# Architecting a Computer with a Full Optical RAM

Jorge Gonzalez, Lois Orosa and Rodolfo Azevedo Institute of Computing, University of Campinas, Brazil {jorge.gonzalez,lois.orosa,rodolfo}@ic.unicamp.br

Abstract—On-chip photonics has gained attention in research for high-speed processor communication networks, and recent developments in optical fabrication techniques and data buffering has offered new opportunities for processor systems. In this work, we evaluate a processor with a full optical main memory system. We design it using recent optical devices that leverages the high-bandwidth optical capabilities to obtain low memory access latency, similar to those in state of the art L2 caches. This characteristic enables the possibility of eliminating the second level of caches, saving processor area. Experimental results show the average speedup is  $\times 1.34$  with SPEC2006 and  $\times 1.80$  with irregular applications.

## I. INTRODUCTION

Photonics have been used successfully in long link communications for many years due to its intrinsic characteristics such as distance-independent low-power dissipation, high communication bandwidth and low crosstalk. With recent advance in device fabrication processes, the monolithic integration of silicon photonics modules is becoming feasible [1]. ITRS [2] roadmap highlights the potential of on-chip silicon photonics interconnections, and other recent roadmaps [3] point out the promising scalability expectations in the next two decades to achieve a full optical device integration in a single chip.
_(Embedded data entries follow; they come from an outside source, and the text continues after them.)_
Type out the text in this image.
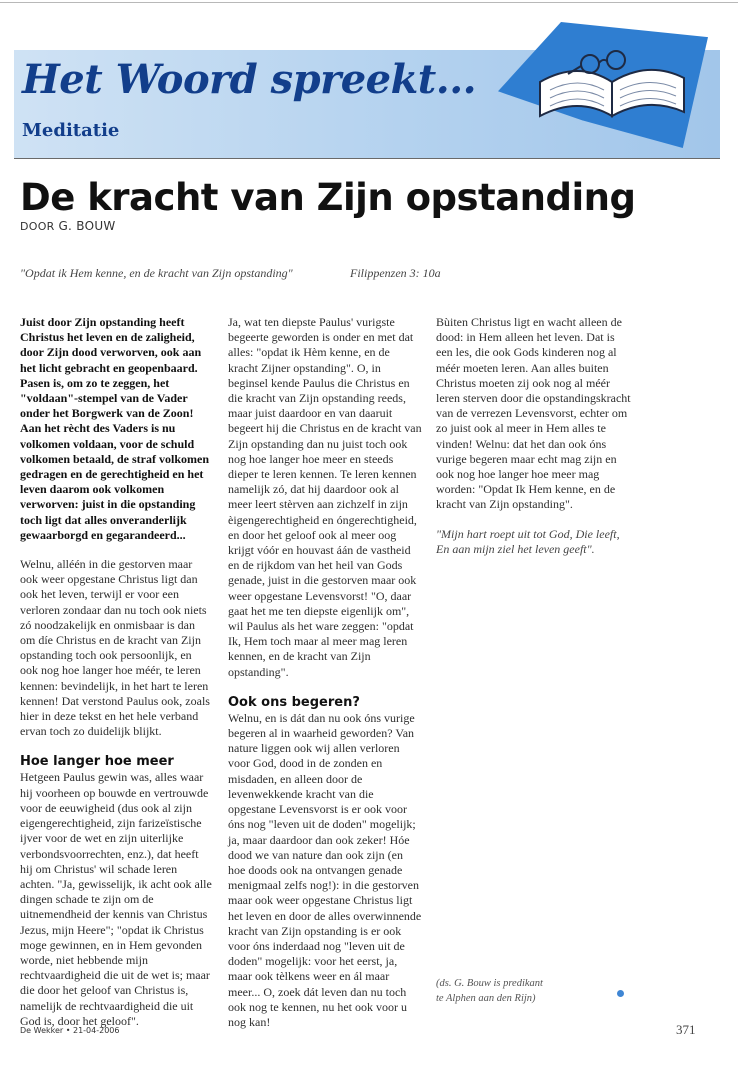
Het Woord spreekt...
Meditatie
De kracht van Zijn opstanding
DOOR G. BOUW
"Opdat ik Hem kenne, en de kracht van Zijn opstanding"	Filippenzen 3: 10a

Juist door Zijn opstanding heeft Christus het leven en de zaligheid, door Zijn dood verworven, ook aan het licht gebracht en geopenbaard. Pasen is, om zo te zeggen, het "voldaan"-stempel van de Vader onder het Borgwerk van de Zoon! Aan het rècht des Vaders is nu volkomen voldaan, voor de schuld volkomen betaald, de straf volkomen gedragen en de gerechtigheid en het leven daarom ook volkomen verworven: juist in die opstanding toch ligt dat alles onveranderlijk gewaarborgd en gegarandeerd...

Welnu, alléén in die gestorven maar ook weer opgestane Christus ligt dan ook het leven, terwijl er voor een verloren zondaar dan nu toch ook niets zó noodzakelijk en onmisbaar is dan om díe Christus en de kracht van Zijn opstanding toch ook persoonlijk, en ook nog hoe langer hoe méér, te leren kennen: bevindelijk, in het hart te leren kennen! Dat verstond Paulus ook, zoals hier in deze tekst en het hele verband ervan toch zo duidelijk blijkt.

Hoe langer hoe meer
Hetgeen Paulus gewin was, alles waar hij voorheen op bouwde en vertrouwde voor de eeuwigheid (dus ook al zijn eigengerechtigheid, zijn farizeïstische ijver voor de wet en zijn uiterlijke verbondsvoorrechten, enz.), dat heeft hij om Christus' wil schade leren achten. "Ja, gewisselijk, ik acht ook alle dingen schade te zijn om de uitnemendheid der kennis van Christus Jezus, mijn Heere"; "opdat ik Christus moge gewinnen, en in Hem gevonden worde, niet hebbende mijn rechtvaardigheid die uit de wet is; maar die door het geloof van Christus is, namelijk de rechtvaardigheid die uit God is, door het geloof".

Ja, wat ten diepste Paulus' vurigste begeerte geworden is onder en met dat alles: "opdat ik Hèm kenne, en de kracht Zijner opstanding". O, in beginsel kende Paulus die Christus en die kracht van Zijn opstanding reeds, maar juist daardoor en van daaruit begeert hij die Christus en de kracht van Zijn opstanding dan nu juist toch ook nog hoe langer hoe meer en steeds dieper te leren kennen. Te leren kennen namelijk zó, dat hij daardoor ook al meer leert stèrven aan zichzelf in zijn èigengerechtigheid en óngerechtigheid, en door het geloof ook al meer oog krijgt vóór en houvast áán de vastheid en de rijkdom van het heil van Gods genade, juist in die gestorven maar ook weer opgestane Levensvorst! "O, daar gaat het me ten diepste eigenlijk om", wil Paulus als het ware zeggen: "opdat Ik, Hem toch maar al meer mag leren kennen, en de kracht van Zijn opstanding".

Ook ons begeren?
Welnu, en is dát dan nu ook óns vurige begeren al in waarheid geworden? Van nature liggen ook wij allen verloren voor God, dood in de zonden en misdaden, en alleen door de levenwekkende kracht van die opgestane Levensvorst is er ook voor óns nog "leven uit de doden" mogelijk; ja, maar daardoor dan ook zeker! Hóe dood we van nature dan ook zijn (en hoe doods ook na ontvangen genade menigmaal zelfs nog!): in die gestorven maar ook weer opgestane Christus ligt het leven en door de alles overwinnende kracht van Zijn opstanding is er ook voor óns inderdaad nog "leven uit de doden" mogelijk: voor het eerst, ja, maar ook tèlkens weer en ál maar meer... O, zoek dát leven dan nu toch ook nog te kennen, nu het ook voor u nog kan!

Bùiten Christus ligt en wacht alleen de dood: in Hem alleen het leven. Dat is een les, die ook Gods kinderen nog al méér moeten leren. Aan alles buiten Christus moeten zij ook nog al méér leren sterven door die opstandingskracht van de verrezen Levensvorst, echter om zo juist ook al meer in Hem alles te vinden! Welnu: dat het dan ook óns vurige begeren maar echt mag zijn en ook nog hoe langer hoe meer mag worden: "Opdat Ik Hem kenne, en de kracht van Zijn opstanding".

"Mijn hart roept uit tot God, Die leeft,
En aan mijn ziel het leven geeft".

(ds. G. Bouw is predikant
te Alphen aan den Rijn)
De Wekker • 21-04-2006	371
Despite optical fabrication technology is still not mature, several small-scale integrated silicon photonic devices have been recently fabricated [4]–[6].

Design space exploration for optical on-chip devices is a growing research topic in computer architecture. The most popular research direction is Optical Network-on-Chip (ONoC), which uses wavelength routing mechanisms to communicate multiple IP-blocks within a chip under different topologies and arbitration schemes [7].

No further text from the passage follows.